How Brexit Impacts China – Barron’s Asia

Brexit was a major shock to the global financial market and the global economy. The full impact is still to unfold, as the exiting procedure could be complicated and could take multi-year negotiations. In our assessment, the near-term economic impact of Brexit on China is likely to be limited, but it could have important implications on China’s exchange rate policy operation, the strategy in capital account liberalization, and monetary policy operation.

The existing exchange rate regime, in which daily fixing is jointly determined by trade-weighted index (TWI) and closing spots on the previous day, has gradually gained credibility and mitigated capital outflow and CNY depreciation pressure in the past 3-4 months. In practice, the new regime looks like a dirty basket peg, in which TWI is relatively stable on daily basis to offset volatility in major currencies, but over time TWI has exhibited a downward slope (China Foreign Exchange Trade System (CFETS) moved lower from 100 in early February to 95.3 now). The increasing credibility of the new regime has benefited from much improved communication from the central bank, the consistency between policy elaboration and daily fixing practice, strengthened rules to contain capital outflows, as well as a weak USD environment.

Brexit could potentially affect the dynamics of major currencies, e.g. last Friday GBP and EUR depreciated against the USD significantly but JPY appreciated. This could lead to larger volatility in the global FX market, likely an upward bias to our current forecast of relatively stable USD index for the rest of the year. In such a scenario, while we expect the PBOC will not deviate from the current exchange rate regime, the strategy could be fine-tuned. In particular, CNY TWI will likely be stable for the rest of the year, or the downward slope as observed in recent months could become much flatter, to avoid large CNY depreciation against the USD. On Monday the PBOC set the daily fixing at 6.6375 (vs. 6.5776 on Friday), with CFETS relatively stable at 95.25. We maintain our forecast of USD/CNY at 6.75 at end-2016, but this is more likely to be driven by USD strength rather than TWI depreciation.
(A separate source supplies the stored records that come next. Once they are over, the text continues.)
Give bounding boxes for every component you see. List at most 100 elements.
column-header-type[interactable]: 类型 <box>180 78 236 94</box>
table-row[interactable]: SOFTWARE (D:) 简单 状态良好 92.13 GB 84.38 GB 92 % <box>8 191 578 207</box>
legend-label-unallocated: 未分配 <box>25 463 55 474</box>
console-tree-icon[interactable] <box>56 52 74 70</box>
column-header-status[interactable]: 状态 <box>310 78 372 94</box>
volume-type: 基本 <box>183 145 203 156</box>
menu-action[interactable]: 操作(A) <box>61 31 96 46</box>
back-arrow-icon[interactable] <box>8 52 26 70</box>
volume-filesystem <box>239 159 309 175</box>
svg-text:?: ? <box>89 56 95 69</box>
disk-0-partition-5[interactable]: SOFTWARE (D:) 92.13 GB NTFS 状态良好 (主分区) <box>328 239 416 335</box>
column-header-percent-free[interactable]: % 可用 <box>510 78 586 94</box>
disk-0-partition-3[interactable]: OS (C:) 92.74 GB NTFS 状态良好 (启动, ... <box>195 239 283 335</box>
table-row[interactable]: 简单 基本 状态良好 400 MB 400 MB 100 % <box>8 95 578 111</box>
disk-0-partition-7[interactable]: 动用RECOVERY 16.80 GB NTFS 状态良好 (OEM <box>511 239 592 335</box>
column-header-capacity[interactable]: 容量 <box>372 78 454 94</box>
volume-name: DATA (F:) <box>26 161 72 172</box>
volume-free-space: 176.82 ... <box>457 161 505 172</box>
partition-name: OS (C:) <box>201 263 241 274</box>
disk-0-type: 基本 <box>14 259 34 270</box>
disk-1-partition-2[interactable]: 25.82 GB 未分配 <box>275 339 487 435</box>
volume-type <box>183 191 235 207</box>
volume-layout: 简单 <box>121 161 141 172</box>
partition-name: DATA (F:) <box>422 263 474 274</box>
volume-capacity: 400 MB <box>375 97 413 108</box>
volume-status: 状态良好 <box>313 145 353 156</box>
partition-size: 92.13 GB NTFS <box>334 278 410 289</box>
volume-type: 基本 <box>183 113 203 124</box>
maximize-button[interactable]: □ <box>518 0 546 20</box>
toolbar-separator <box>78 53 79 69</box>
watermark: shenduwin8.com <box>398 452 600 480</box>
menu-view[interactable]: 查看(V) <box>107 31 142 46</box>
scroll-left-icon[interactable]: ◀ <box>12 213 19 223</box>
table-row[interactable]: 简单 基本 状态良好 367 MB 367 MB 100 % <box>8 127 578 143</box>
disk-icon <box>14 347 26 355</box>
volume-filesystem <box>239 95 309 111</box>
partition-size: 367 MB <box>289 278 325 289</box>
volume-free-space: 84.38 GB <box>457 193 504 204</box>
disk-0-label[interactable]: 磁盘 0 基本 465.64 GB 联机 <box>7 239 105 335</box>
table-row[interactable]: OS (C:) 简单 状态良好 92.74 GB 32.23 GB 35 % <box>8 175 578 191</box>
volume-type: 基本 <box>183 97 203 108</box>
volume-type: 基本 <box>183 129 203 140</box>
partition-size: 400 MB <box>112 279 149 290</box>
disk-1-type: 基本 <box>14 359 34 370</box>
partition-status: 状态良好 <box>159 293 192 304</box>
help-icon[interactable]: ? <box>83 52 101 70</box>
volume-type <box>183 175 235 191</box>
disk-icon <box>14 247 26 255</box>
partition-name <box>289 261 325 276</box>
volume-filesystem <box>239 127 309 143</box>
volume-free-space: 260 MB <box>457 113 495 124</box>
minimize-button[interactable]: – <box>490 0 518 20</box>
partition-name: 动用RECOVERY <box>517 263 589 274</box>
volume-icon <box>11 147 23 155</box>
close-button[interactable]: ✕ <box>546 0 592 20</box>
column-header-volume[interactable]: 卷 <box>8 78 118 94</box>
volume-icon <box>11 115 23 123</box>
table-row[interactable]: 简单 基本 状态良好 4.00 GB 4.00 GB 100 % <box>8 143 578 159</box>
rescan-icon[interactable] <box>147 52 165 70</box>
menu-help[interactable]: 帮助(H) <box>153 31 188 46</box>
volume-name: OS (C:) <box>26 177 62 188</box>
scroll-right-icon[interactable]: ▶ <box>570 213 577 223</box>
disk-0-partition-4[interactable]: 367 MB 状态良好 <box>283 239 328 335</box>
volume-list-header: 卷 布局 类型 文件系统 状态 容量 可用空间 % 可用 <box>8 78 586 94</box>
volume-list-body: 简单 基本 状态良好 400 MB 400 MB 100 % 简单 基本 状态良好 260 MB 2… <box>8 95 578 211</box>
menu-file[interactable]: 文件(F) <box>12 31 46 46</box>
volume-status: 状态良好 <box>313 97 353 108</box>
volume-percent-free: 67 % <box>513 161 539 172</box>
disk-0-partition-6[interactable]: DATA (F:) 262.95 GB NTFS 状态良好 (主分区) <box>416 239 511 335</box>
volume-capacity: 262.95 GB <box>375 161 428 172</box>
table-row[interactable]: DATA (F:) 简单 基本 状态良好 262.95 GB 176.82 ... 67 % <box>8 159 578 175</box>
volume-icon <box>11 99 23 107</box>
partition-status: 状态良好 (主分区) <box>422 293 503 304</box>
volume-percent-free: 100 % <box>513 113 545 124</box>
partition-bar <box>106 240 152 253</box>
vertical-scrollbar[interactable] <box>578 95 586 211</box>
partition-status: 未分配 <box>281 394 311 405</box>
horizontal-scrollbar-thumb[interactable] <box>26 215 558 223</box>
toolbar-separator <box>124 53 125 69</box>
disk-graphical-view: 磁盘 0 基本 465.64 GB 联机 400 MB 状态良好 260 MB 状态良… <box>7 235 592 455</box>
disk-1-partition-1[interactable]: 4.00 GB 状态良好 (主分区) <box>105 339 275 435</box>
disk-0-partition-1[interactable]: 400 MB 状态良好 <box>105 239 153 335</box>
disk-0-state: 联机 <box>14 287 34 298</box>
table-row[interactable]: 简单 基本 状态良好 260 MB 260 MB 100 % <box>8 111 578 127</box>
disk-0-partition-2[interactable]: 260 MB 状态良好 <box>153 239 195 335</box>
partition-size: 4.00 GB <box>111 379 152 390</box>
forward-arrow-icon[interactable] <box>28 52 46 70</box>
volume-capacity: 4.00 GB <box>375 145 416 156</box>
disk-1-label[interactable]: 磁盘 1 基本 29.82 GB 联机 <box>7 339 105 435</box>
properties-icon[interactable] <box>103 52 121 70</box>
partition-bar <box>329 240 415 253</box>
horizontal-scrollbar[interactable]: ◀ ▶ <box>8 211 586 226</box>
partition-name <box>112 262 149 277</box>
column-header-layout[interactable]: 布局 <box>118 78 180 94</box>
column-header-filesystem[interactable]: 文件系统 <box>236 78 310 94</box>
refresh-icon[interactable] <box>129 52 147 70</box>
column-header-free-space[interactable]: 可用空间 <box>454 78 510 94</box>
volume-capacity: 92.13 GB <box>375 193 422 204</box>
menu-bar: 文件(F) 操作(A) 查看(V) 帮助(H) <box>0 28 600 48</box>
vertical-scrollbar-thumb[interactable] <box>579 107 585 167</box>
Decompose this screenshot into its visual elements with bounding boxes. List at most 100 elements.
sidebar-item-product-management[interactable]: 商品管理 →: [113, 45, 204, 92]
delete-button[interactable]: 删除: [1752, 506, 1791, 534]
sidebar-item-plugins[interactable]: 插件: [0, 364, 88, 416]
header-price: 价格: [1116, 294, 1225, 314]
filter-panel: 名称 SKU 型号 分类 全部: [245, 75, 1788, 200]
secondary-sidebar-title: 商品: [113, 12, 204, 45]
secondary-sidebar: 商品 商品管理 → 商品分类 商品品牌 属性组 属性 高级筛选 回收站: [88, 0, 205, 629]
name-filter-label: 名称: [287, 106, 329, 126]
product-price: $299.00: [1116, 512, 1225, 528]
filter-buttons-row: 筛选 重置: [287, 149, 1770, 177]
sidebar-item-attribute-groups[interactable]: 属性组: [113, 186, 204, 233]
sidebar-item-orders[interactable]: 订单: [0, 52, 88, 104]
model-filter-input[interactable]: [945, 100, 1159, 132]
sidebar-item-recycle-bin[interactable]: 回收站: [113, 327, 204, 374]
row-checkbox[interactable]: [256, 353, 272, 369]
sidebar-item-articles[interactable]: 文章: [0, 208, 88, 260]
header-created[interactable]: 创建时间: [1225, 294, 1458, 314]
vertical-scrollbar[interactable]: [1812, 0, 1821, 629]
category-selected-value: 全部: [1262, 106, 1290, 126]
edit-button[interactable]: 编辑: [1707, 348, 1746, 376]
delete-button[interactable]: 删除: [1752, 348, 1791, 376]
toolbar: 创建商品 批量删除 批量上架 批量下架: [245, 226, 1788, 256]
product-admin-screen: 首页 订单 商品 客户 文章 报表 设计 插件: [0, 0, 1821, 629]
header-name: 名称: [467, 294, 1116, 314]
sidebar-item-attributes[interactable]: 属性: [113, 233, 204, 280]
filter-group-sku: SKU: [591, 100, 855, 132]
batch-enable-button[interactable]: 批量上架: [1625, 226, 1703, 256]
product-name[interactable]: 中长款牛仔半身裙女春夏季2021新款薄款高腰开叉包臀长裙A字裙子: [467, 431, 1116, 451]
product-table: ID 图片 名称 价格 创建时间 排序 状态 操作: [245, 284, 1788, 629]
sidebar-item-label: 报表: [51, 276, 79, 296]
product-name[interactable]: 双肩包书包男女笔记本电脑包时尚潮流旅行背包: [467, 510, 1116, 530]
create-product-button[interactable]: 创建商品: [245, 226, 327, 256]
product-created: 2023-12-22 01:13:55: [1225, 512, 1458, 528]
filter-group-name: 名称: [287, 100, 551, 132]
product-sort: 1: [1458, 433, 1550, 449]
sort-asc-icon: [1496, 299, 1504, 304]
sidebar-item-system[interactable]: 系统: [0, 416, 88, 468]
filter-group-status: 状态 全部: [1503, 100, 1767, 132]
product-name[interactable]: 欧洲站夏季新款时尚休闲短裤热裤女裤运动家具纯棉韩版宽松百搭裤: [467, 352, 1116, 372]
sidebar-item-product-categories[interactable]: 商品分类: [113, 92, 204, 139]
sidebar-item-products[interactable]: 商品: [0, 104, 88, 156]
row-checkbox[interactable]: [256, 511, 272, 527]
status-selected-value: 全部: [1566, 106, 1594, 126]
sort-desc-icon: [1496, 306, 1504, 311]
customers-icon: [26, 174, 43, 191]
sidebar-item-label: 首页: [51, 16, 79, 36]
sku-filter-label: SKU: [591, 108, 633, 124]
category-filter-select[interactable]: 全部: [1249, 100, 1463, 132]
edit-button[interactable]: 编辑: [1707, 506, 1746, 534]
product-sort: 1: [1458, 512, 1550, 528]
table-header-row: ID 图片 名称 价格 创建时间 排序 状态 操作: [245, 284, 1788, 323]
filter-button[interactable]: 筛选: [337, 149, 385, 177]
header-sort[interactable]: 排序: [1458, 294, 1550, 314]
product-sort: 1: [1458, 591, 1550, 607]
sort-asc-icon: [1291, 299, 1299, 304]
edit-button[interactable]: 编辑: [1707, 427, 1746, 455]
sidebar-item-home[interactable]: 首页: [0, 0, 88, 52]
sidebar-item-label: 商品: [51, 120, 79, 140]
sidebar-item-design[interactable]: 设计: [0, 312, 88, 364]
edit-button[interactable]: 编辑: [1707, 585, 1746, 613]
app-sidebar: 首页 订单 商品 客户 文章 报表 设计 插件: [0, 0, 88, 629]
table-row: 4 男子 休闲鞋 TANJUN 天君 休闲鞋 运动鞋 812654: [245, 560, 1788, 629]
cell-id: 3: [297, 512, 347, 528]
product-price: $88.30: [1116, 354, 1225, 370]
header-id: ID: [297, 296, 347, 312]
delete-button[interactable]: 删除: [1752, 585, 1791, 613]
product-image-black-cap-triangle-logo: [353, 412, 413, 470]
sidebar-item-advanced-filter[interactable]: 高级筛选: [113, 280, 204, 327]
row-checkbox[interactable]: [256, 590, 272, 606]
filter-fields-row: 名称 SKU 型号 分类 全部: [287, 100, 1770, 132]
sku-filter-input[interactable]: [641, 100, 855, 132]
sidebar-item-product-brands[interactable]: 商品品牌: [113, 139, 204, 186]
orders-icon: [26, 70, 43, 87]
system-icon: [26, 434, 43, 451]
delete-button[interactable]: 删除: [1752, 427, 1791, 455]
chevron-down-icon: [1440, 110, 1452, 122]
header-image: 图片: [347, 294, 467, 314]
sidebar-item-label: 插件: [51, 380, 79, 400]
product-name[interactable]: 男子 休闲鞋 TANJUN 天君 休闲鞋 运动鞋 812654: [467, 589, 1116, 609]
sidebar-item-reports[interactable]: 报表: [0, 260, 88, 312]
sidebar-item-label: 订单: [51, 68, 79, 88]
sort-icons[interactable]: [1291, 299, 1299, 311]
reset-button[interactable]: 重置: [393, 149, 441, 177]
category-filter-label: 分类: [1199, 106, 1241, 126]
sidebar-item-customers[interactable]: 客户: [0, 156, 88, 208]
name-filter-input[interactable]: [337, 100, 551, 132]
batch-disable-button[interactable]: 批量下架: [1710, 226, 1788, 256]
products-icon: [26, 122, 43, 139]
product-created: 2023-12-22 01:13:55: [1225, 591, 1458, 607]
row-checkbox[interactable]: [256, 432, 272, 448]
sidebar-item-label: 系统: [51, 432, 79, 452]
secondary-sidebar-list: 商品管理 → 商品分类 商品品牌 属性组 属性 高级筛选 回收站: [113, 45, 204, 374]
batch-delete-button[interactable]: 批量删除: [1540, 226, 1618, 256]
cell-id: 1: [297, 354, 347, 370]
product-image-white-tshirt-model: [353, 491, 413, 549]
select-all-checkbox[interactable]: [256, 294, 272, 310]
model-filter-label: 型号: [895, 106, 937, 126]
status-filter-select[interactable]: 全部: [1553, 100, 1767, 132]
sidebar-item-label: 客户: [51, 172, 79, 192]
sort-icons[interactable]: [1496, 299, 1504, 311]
Risk-off related to Brexit could trigger concerns about capital outflows from emerging markets. In China’s case, capital account is not fully liberalized, but capital outflow has been a major policy concerns in recent years. Brexit could strengthen the asymmetric strategy in capital account openness in China, i.e. continue to make further progress to encourage capital inflows, but cautious in moves on capital outflows.

Brexit also reinforces our view that China’s monetary policy will stay neutral rather than shift towards tightening. The lower-than-expected total social financing (TSF) figures in April and May raised the question whether monetary policy will see a major shift from being accommodative in 1Q to tightening going forward. In our interpretation, the adjustment is to remove expectations on monetary stimulus, but “monetary policy will be appropriate” implies that monetary condition will not reverse the direction toward tightening, and it could have a slight easing bias if the macro situation weakens again (we expect one 25 basis point rate cut in 4Q when the growth slows down to 6.3% quarter-on-quarter saar vs. 7%q/q saar in 2Q). In particular, after Brexit, major economies are biased towards additional monetary easing or slower pace in monetary policy normalization. For instance, our global team now expects two rate cuts from Bank of England (July and August), further easing from the European Central Bank, and a postponed rate hike by the Fed from September to December.

Lastly, the trade impact of Brexit on China tends to be limited. UK only accounts for 2.6% of China’s exports; EU is more important, accounting for 13% of China’s exports. However, Brexit is unlikely to directly change the bilateral trade relationship between China and EU/UK, instead it is via indirect impact, e.g. by economic slowdown in the UK and EU, and it could be offset by UK/EU seeking closer trade relationship with China and the rest of the world as a risk-management strategy.